Nikolay Vasilyevich Belov

Nikolai Vasilyevich Belov (Russian Николай Васильевич Белов; * 2.jul / December 14 1891greg in Janow Lubelski, Russian Poland, .. † March 6, 1982 in Moscow) was a Russian geochemist, mineralogist and crystallographer.

Life

Below was the son of district physician, grew up in Ovruch and went to Warsaw on Russian Gymnasium. After graduation in 1910 (where he was awarded a gold medal ), he studied at the Polytechnic Institute in Petrograd metallurgy and science (among other things he heard there even when the physicist Abram Fedorovich Joffe ) and received his doctorate in 1921 at VA Kistjakowski in electrochemistry. He married while still a student and lived during the revolutionary turmoil from 1917 to 1921 in his hometown Ovruch, where he built bridges among others. He then worked as its director in the central chemical laboratory of the Leningrad tanning and leather industry, but published next to popular scientific articles in the journal Priroda, the deputy editor, he was under Alexander Jewgenjewitsch Fersman. Fersman was his old teacher of Mineralogy and Petrography in Leningrad, who encouraged him to own mineralogical publications.

From 1929 he headed the Institute for the Study of the North ( Arctic and Antarctic) and 1933 he was at the Moscow State Institute of Geochemistry, Mineralogy and Crystallography of the Soviet Academy of Sciences. One of his main interests were nepheline and apatite deposits on the Kola Peninsula, and he recommended the use of nepheline in the tannery and paper and wood industry. There he translated and edited the textbook crystal chemistry of Odd Hassel ( 1936), which in Russia has become a standard textbook at that time, and other crystallographic and crystal chemical essays. In 1934 he moved from Leningrad to Moscow as part of the general installation of institutes of the Soviet Academy of Sciences and at the invitation of Alexei Vasilyevich Shubnikov.

In 1943 he completed his habilitation (Russian doctorate ). In 1946 he became Professor of Crystallography in Gorki, but constantly shuttled between Moscow and Gorky. In 1953 he became Professor and Head of crystallography and crystal chemistry at the Moscow State University.

Work

In the 1930s he developed crystal chemical models based on the assumption of densest sphere packings, in which he showed that of the 230 space groups only eight as symmetries of these come into question ( after Linus Pauling had shown that in principle an infinite number of possibilities in three dimensions for densest sphere packings exist).
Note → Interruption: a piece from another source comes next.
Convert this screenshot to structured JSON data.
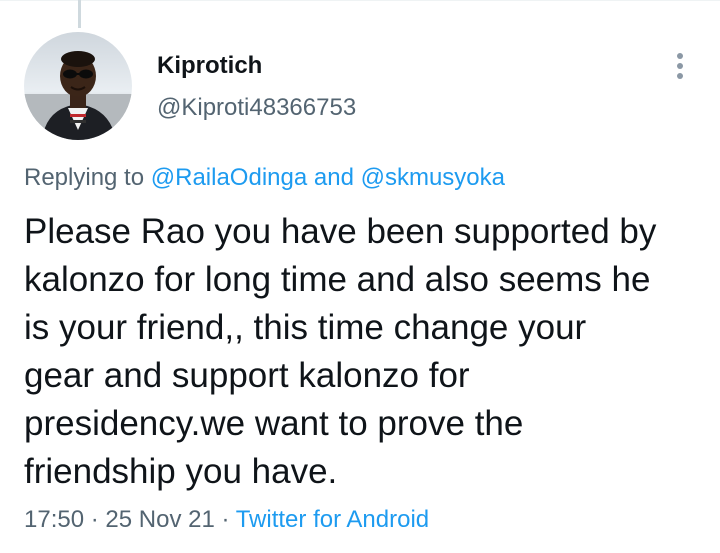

He published his results ( The structure of ionic crystals and metallic phases), which was also his habilitation at the same time ( in Russia called by the specialists in his field blue book) in a monograph in 1947. In 1951 he was in Structural Crystallography is a simplified derivation of the 230 space groups after what he called the class method.
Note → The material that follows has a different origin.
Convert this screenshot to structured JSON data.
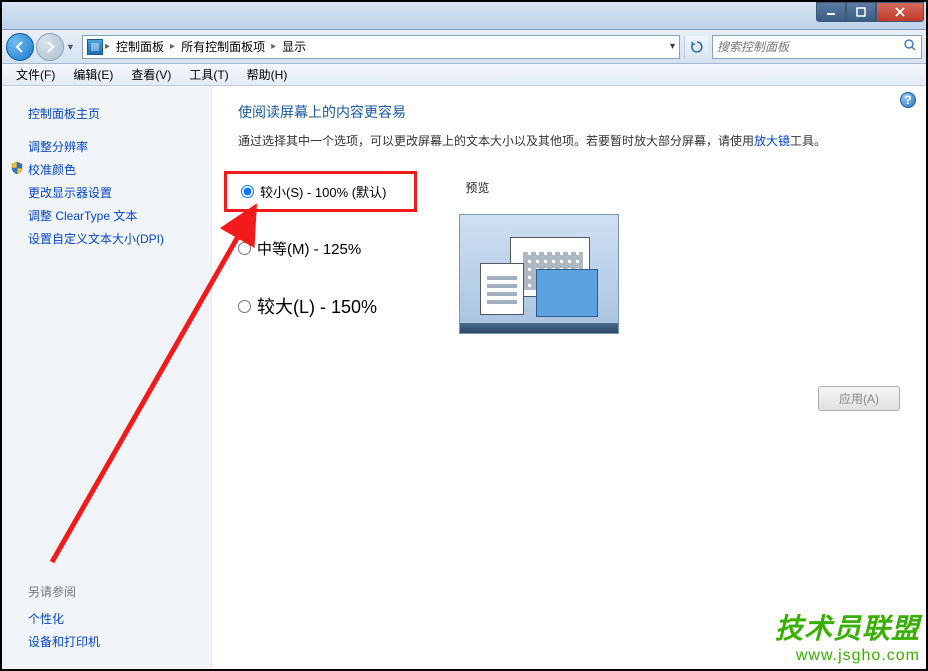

He also studied (regardless of Heinrich Heesch ) with black and white symmetry groups ( Shubnikov groups called him ) and colored symmetry groups that are based on the space groups.
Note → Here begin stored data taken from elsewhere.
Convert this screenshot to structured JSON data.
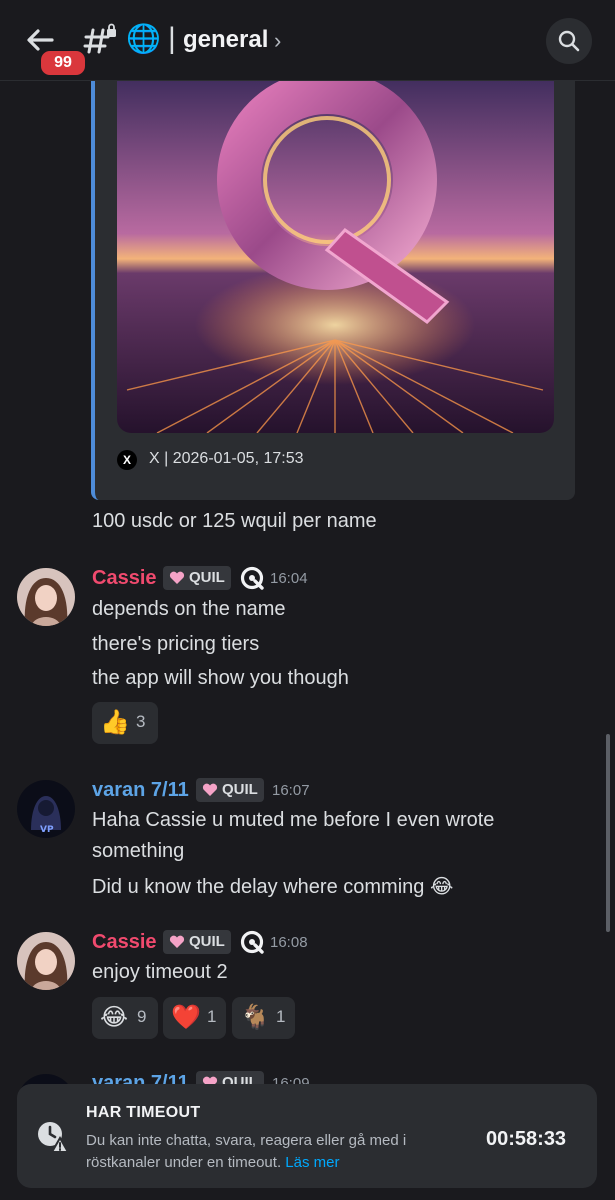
{
  "header": {
    "badge_count": "99",
    "channel_name": "general",
    "globe_emoji": "🌐",
    "separator": "|",
    "chevron": "›"
  },
  "embed": {
    "source_icon": "X",
    "footer": "X | 2026-01-05, 17:53",
    "image_letter": "Q"
  },
  "messages": [
    {
      "text": "100 usdc or 125 wquil per name"
    },
    {
      "author": "Cassie",
      "author_color": "#f04a6e",
      "tag": "QUIL",
      "time": "16:04",
      "lines": [
        "depends on the name",
        "there's pricing tiers",
        "the app will show you though"
      ],
      "reactions": [
        {
          "emoji": "👍",
          "count": "3"
        }
      ]
    },
    {
      "author": "varan 7/11",
      "author_color": "#5da4e6",
      "tag": "QUIL",
      "time": "16:07",
      "lines": [
        "Haha Cassie u muted me before I even wrote",
        "something",
        "Did u know the delay where comming 😂"
      ]
    },
    {
      "author": "Cassie",
      "author_color": "#f04a6e",
      "tag": "QUIL",
      "time": "16:08",
      "lines": [
        "enjoy timeout 2"
      ],
      "reactions": [
        {
          "emoji": "😂",
          "count": "9"
        },
        {
          "emoji": "❤️",
          "count": "1"
        },
        {
          "emoji": "🐐",
          "count": "1"
        }
      ]
    },
    {
      "author": "varan 7/11",
      "tag": "QUIL",
      "time": "16:09"
    }
  ],
  "timeout": {
    "title": "HAR TIMEOUT",
    "description": "Du kan inte chatta, svara, reagera eller gå med i röstkanaler under en timeout.",
    "link": "Läs mer",
    "timer": "00:58:33"
  }
}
From 1953 on, he dealt with his disciples to the crystal chemistry of silicates with large cations ( after William Lawrence Bragg had developed with his students an exhaustive theory for small cations). He presented the results in his monograph Essays in Structural Crystallography 1976 dar.

Honors and Memberships

In 1946 he became a corresponding member of the Soviet Academy of Sciences. In 1952 he was awarded the State Prize First Class and 1947 the first Fedorov price. In 1974 he was awarded the Lenin Prize, 1969 he was Hero of Socialist Labor and 1965 he was awarded the Lomonosov Gold Medal. He received a total of three Order of Lenin. 1966 to 1969 he was President of the International Union of crystallographers. He was since 1971 Honorary Member of the Mineralogical Society of Great Britain and Ireland and also an honorary member of the American and French mineralogical societies and the Geological Society of the GDR. He was a foreign member of the Polish Academy of Sciences and honorary doctor of the University of Breslau (Wroclaw).

The minerals Belovit - (Ce) and Belovit - ( La) are named after him.

Writings

He has published over 500 scientific papers.

  • The structure of ionic crystals and metallic phases, Moscow 1951 ( Russian)
  • Structural Crystallography, Moscow, 1951 ( Russian)
  • Essays on Structural Mineralogy, Moscow 1976 ( Russian)
  • Below are memories of Paul Peter Ewald in (Editor) Fifty Years of X - ray Diffraction, Utrecht, 1962, pp. 520-521.